GATA transcription factors have been demonstrated to play key regulatory roles in plant growth, development, and hormonal response. However, the knowledge concerning the evolution of GATA genes in Eucalyptus urophylla and their trans-regulatory interaction is indistinct. Phylogenetic analysis and study of conserved motifs, exon structures, and expression patterns resolved the evolutionary relationships of these GATA proteins. Phylogenetic analysis showed that EgrGATAs are broadly distributed in four subfamilies. Cis-element analysis of promoters revealed that EgrGATA genes respond to light and are influenced by multiple hormones and abiotic stresses. Transcriptome analysis revealed distinct temporal and spatial expression patterns of EgrGATA genes in various tissues of E. urophylla S.T.Blake, which was confirmed by real-time quantitative PCR (RT-qPCR). Further research revealed that EurGNC and EurCGA1 were localized in the nucleus, and EurGNC directly binds to the cis-element of the EurGUN5 promoter, implying its potential roles in the regulation of chlorophyll synthesis. This comprehensive study provides new insights into the evolution of GATAs and could help to improve the photosynthetic assimilation and vegetative growth of E. urophylla at the genetic level.

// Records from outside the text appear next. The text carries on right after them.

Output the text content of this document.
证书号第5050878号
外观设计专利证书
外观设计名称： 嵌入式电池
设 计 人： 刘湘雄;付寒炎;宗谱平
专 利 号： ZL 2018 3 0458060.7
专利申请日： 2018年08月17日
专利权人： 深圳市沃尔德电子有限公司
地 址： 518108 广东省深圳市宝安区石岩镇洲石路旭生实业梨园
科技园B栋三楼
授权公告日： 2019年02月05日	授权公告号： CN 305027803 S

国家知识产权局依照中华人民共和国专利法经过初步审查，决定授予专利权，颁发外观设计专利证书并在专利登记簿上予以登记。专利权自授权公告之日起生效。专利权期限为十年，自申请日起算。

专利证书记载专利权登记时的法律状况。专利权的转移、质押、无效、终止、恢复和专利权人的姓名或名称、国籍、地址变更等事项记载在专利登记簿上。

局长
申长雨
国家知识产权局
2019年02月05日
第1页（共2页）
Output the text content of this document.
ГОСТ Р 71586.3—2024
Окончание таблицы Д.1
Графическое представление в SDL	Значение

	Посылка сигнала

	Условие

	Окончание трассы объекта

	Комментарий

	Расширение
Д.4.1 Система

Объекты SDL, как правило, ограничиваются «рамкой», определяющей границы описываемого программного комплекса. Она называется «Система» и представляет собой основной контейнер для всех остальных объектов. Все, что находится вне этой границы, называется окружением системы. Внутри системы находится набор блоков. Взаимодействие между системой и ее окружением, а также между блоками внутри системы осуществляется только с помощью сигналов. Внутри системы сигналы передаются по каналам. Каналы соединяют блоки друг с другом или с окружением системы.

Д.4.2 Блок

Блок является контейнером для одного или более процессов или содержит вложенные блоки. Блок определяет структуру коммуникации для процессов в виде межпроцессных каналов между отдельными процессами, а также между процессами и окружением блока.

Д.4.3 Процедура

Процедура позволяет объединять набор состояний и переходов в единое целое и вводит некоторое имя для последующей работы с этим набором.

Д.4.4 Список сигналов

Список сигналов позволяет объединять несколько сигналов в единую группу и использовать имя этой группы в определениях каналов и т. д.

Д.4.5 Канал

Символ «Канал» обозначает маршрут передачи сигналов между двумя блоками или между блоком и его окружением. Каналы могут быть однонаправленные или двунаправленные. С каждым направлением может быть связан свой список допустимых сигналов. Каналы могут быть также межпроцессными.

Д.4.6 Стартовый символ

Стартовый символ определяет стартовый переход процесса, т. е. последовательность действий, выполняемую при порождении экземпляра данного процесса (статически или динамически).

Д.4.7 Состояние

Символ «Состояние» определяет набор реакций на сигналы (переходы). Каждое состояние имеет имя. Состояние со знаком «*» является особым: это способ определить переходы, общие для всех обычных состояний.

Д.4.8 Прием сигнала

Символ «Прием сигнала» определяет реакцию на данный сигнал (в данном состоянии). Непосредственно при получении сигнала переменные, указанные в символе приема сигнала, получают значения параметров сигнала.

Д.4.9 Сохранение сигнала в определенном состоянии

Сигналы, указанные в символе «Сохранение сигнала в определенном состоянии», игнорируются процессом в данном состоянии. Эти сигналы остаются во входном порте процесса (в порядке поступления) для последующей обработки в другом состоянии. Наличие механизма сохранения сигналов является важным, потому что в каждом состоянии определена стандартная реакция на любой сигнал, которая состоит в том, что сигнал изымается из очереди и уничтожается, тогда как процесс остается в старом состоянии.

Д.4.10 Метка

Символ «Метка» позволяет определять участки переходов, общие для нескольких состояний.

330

Keywords: Eucalyptus; GATA; evolution; photosynthesis; transcription factors.

Figure 1

Phylogenetic relationships between GATA proteins from Arabidopsis, poplar, rice, and Eucalyptus. The GATA members of Eucalyptus grandis were classified into four subfamilies together with the homologous genes of other plants. A, B, C, and D represent the four subfamilies, respectively.

Figure 2

Predicted Eucalyptus grandis GATA (EgrGATA) protein phylogeny, conserved amino acid motifs, and gene structures. (A) Unrooted tree of EgrGATA proteins based on maximum-likelihood method. (B) Position of exons and UTRs in the EgrGATA gene models (yellow line represents exons, and blue line represents UTRs). (C) Composition and distribution of overrepresented amino acid motifs (sequences of conserved motifs are given in Figure S1).

Figure 3

Analysis of cis-elements in the promoters of EgrGATA genes. (A) Overview of the types and numbers of cis-elements of the four subfamilies identified from the PLANTCARE database. (B) The number of light-responsive, hormone-responsive, stress-, and plant-growth-related elements present in the promoter region of each gene.

Figure 4

Distribution of EgrGATA genes on the chromosomes of Eucalyptus grandis and synteny analysis of GATA genes. (A) Chromosomal distributions of EgrGATA genes. Color gradient from blue to red on the chromosomes indicates low to high gene density, respectively. (B) Synteny analyses of GATA genes between Eucalyptus grandis and other module plant species (A. thaliana and P. trichocarpa). Green lines indicate the collinear blocks within Eucalyptus and other plant genomes.

Figure 5

Tissue-specific gene expression patterns of 22 EgrGATA genes. The expression patterns of genes in terminal bud (TB), juvenile leaves (JL), transition leaves (TL), mature leaves (ML), senescent leaves (SL), young stem (S1), transition stem (S2), mature stem (S3), bark (BA), developing secondary xylem (DSX), and mature xylem (MX). The red and blue colors indicate the high and low transcript abundance, respectively. Expressions normalized by log2.

Figure 6

The qRT-PCR analyses of EgrGATA genes in leaves and stems. The qRT-PCR analyses of eight genes expressed in terminal bud (TB), spire leaves (SL), transition leaves (TL), mature leaves (ML), senescent leaves (SL), and developing secondary xylem (DSX). Photosystem I light-harvesting complex gene 3 (LHCA3). The different lowercase letters show statistically significant differences by the Tukey-Kramer multiple comparison test at p < 0.05.

Figure 7

EurGNC is a nuclear-localized transcriptional regulator. (A) Subcellular localization of EurGNC and EurCGA1 proteins. Fluorescence signals of GFP were detected in tobacco leaf epidermal cells. Left panel, DAPI and GFP image; middle panel, bright field; and right panel, merging of GFP and bright field. Bar, 25 µm. (B) Yeast one-hybrid assay to detect whether EurGNC regulates downstream genes (EurGUN5 and EurLHCB3). AbA (100 ng/L) was used to repress the autoactivation. Empty pGADT7 (AD) and AbAi were used as negative controls, while pGADT7-p53 and pAbAi-53 were used as positive controls.